Google Academics Inc. Methodology

Our database of Google-sponsored research began with anecdotal inquiries into conference proceedings of policy issues of interest to Google and curricula vitae of authors with known ties to the company. We supplemented this research with three structured searches of Google Scholar, described in detail below. While this methodology resulted in a significant number of policy papers that could be traced through their authors to Google funding, this dataset is by no means comprehensive. Please let us know if you notice any errors or omissions.
 
For the first structured search, we built a database of recipients of direct Google research support using the company’s own disclosure pages. We then searched for award recipients’ names on Google scholar in conjunction with keywords for relevant policy issues: antitrust, search neutrality, net neutrality, search bias, copyright infringement, patent lawsuit, intellectual property, data security, fair use', 'anticompetitive, public policy, regulation, regulatory, tax, taxation, taxes. We then restricted the results for each author to papers published after the year in which she received her first Google award. Finally, an analyst sorted through these papers manually to determine a) Correct author identification, b) Relevance to policy issues of interest to Google, and c) Whether the author acknowledged Google support in the paper.
 

The second structured search targeted papers that explicitly acknowledged Google support. We searched Google Scholar for the concurrence of the policy keywords identified above with acknowledgement language: “grant from Google,” “support from Google,” “funding from Google,” “fellowship from Google,” “Google grant,” “Google fellowship,” “Google funding,” “Google research grant,” “Google * fellowship,” “grateful to Google,” “thanks to Google,” “thank Google,"  "thanks Google.” An analyst sorted through these papers manually to verify a) Whether the responsive phrase was in fact an acknowledgement of Google support, and b) Relevance to policy issues of interest to Google. 

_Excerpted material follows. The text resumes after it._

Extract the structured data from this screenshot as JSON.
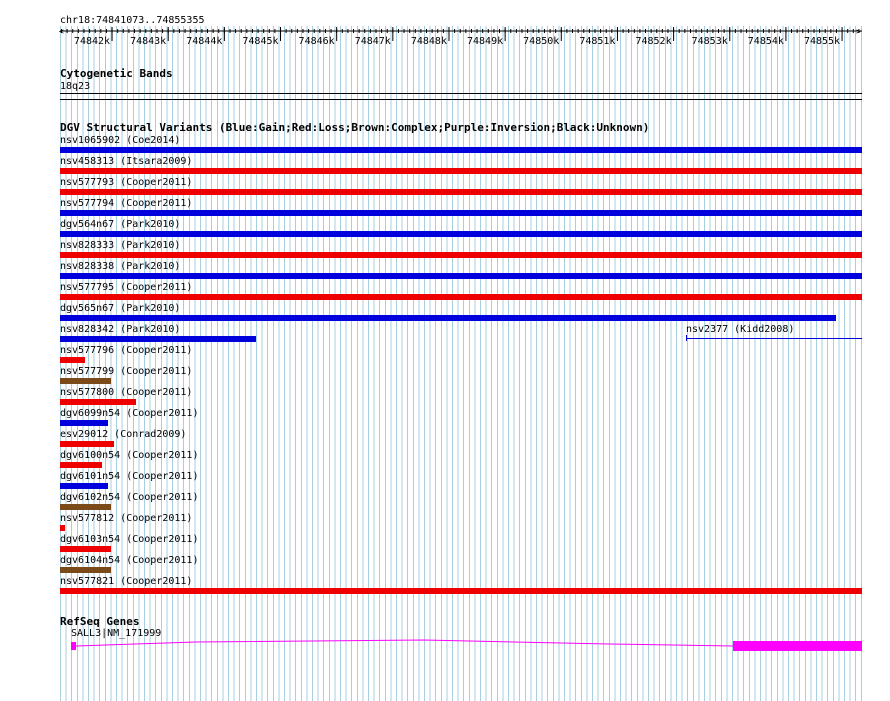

In the final structured search, we compiled a list of all of the authors of papers identified in the second structured search and in anecdotal research, and searched Google Scholar for their names alongside the policy keywords used in the previous two searches. We sought papers by authors who may have acknowledged Google support in one publication but not in other papers addressing the same topic. An analyst manually reviewed the results of this search to verify a) Whether the paper was published after the date of first known Google support, b) Relevance to policy issues of interest to Google, and c) Whether the author acknowledged Google support in the paper.

To construct the citation network, we iterated through our completed database of Google-funded papers on Google Scholar and clicked the “cited by…” link on each article. We gathered data on each article that cited a Google-funded paper. An analyst manually cleaned this data and omitted results in alphabets other than the Latin alphabet, because those citations could not be verified. The resulting network contained nearly 6,000 connections and is too big to display in an interactive visualization. The interactive network graph that accompanies this article shows the 329 Google-funded papers that we identified and all unfunded papers that cite more than one piece of Google-funded scholarship.